A Cadsenha[14] é a senha para acesso aos dados do Cadastro Nacional de Informações Sociais – CNIS que é cadastrada nas agências da Previdência Social, sendo faculdade do segurado obtê-la.
Com as alterações recentes da forma de consulta ao CNIS, pela central de serviços do INSS – Meu INSS[15], a Cadsenha que também era usada para o e-Recursos, deixou de ser de quatro dígitos, passando agora ser alfanumérica de oito caracteres, o que a tornou incompatível com a então, senha de apenas quatro dígitos usada no e-Recursos.

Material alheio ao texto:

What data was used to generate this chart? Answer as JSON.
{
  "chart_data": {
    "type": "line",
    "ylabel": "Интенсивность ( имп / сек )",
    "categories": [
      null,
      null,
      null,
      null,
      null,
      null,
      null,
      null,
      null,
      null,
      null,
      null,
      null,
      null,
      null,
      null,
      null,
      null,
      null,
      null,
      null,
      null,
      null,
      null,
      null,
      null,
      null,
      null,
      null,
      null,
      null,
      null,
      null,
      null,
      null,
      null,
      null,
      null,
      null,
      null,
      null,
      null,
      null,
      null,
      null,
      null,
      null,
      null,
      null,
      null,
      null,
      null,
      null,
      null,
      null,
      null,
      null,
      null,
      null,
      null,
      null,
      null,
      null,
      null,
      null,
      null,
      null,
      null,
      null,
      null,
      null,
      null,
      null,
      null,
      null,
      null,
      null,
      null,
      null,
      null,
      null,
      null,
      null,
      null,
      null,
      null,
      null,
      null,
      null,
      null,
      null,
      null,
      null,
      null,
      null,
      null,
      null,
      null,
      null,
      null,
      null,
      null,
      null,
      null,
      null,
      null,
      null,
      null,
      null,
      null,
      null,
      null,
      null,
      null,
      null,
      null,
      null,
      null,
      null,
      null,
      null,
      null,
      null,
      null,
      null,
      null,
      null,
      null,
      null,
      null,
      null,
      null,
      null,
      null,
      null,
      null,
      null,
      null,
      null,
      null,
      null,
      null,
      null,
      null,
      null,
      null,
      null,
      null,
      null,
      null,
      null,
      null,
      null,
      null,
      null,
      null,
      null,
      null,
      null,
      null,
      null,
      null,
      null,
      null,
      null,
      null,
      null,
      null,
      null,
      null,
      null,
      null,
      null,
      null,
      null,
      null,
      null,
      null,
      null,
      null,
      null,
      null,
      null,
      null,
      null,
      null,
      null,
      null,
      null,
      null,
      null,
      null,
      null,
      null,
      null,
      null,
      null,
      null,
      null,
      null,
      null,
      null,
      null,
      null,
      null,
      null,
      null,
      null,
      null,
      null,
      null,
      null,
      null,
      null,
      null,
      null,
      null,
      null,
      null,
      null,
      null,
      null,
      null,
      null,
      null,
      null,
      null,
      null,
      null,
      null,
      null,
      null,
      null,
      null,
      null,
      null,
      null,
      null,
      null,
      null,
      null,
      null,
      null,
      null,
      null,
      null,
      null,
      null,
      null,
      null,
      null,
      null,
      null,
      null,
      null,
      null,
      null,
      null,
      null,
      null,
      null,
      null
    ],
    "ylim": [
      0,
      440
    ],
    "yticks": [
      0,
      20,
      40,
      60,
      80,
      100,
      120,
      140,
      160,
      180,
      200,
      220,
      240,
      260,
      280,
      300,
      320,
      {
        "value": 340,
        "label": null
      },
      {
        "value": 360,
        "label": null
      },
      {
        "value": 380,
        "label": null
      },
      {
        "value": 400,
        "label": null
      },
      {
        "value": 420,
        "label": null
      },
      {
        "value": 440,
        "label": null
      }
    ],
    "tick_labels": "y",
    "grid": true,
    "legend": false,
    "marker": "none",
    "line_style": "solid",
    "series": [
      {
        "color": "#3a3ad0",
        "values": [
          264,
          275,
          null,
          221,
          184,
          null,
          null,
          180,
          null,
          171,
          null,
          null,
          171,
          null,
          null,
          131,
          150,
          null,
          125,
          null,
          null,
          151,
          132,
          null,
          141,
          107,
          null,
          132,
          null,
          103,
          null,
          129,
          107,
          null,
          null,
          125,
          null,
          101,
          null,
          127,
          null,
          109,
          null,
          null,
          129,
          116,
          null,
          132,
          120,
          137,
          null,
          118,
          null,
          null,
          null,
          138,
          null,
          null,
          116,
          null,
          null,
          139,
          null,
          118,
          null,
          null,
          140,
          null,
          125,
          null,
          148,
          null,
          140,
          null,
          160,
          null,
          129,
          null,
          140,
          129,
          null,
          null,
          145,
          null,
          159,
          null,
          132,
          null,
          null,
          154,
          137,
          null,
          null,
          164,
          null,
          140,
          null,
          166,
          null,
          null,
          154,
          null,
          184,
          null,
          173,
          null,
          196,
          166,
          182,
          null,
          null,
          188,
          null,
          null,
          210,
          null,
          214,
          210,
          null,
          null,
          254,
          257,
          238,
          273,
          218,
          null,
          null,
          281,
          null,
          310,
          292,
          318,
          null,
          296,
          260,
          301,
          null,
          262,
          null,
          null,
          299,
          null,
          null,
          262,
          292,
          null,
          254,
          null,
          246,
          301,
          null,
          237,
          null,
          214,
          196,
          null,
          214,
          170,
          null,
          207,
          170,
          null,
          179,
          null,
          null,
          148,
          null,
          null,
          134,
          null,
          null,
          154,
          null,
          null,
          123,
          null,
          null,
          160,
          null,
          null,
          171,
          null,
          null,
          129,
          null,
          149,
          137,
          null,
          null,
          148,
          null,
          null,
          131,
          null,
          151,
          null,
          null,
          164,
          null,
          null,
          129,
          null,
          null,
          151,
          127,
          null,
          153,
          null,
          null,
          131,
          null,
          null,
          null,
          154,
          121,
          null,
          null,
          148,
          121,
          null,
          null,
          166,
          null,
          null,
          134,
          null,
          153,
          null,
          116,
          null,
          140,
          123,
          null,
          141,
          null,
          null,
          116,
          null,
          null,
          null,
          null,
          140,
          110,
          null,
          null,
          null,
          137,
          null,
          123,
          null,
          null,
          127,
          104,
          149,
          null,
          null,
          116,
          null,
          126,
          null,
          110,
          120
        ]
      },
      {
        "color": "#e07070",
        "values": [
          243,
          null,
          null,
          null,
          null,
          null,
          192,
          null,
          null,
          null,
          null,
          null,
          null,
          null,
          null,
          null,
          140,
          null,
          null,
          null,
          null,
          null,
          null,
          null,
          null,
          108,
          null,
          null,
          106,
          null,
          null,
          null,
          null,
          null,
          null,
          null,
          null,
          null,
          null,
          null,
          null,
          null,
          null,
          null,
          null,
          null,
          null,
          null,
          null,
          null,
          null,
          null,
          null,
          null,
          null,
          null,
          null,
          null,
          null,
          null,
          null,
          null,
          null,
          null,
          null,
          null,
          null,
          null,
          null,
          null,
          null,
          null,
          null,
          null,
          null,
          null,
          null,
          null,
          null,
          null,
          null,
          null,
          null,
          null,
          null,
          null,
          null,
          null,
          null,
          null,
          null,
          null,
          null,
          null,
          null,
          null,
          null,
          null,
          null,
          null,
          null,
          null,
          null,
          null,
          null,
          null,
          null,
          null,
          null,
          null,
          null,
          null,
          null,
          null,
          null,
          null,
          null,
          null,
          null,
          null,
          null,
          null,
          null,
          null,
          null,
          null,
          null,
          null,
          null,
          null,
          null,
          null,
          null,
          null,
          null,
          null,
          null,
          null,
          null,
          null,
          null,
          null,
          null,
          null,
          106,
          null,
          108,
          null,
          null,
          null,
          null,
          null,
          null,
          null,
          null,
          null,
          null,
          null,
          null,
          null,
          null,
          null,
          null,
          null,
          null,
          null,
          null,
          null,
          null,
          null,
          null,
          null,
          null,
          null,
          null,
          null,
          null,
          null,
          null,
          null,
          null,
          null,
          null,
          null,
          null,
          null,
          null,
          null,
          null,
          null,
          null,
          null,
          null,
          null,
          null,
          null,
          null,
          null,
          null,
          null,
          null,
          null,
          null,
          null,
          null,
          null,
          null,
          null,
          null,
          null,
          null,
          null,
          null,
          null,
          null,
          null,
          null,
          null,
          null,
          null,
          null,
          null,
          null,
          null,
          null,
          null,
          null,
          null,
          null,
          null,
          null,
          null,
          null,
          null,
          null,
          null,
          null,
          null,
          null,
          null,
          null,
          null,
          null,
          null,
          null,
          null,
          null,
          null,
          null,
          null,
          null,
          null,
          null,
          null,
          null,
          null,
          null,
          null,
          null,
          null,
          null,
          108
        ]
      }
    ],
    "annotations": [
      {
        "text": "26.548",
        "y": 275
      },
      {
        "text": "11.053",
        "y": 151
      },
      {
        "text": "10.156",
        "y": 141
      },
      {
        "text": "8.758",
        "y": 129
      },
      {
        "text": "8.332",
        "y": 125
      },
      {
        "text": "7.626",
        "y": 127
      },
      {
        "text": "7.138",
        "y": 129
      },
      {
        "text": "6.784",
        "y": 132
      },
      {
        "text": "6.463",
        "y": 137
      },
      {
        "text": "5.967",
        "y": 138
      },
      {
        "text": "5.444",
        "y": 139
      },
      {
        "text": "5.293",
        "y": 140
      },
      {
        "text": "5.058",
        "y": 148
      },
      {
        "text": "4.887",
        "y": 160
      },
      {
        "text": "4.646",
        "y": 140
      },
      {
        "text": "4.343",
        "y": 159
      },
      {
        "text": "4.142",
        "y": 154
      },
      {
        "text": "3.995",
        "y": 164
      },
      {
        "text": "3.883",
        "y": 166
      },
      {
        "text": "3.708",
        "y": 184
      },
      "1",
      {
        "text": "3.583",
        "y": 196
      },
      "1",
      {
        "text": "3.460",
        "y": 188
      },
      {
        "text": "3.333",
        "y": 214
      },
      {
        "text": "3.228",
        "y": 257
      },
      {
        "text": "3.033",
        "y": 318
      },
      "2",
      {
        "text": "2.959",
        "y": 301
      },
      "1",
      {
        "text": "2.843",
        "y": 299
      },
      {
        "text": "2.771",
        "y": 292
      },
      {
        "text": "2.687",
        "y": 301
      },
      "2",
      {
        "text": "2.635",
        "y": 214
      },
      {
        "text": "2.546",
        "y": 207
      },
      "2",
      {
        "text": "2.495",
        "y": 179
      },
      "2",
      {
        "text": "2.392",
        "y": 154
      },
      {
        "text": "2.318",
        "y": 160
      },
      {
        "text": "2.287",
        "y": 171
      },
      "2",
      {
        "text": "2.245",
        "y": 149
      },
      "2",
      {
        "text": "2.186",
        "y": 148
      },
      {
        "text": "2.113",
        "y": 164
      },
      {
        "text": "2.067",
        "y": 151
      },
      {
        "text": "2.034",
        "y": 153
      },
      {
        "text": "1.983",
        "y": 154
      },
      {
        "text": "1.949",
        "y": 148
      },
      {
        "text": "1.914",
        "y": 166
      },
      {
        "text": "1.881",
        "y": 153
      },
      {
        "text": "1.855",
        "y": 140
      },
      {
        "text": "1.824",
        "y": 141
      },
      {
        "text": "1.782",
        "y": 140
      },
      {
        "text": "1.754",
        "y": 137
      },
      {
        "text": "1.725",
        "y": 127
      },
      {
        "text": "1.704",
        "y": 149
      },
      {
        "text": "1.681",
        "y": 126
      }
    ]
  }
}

Com isso, somente quem possui a antiga senha de quatro dígitos consegue hoje, usar o e-Recursos. Sem a senha antiga para o acesso aos documentos lá inseridos, tanto pelo INSS quanto pelo CRSS, o segurado deverá obrigatoriamente dirigir-se às agências do INSS.
Infelizmente, verifica-se na prática que a ferramenta e-Recursos está voltada mais para uso interno do INSS e do CRSS.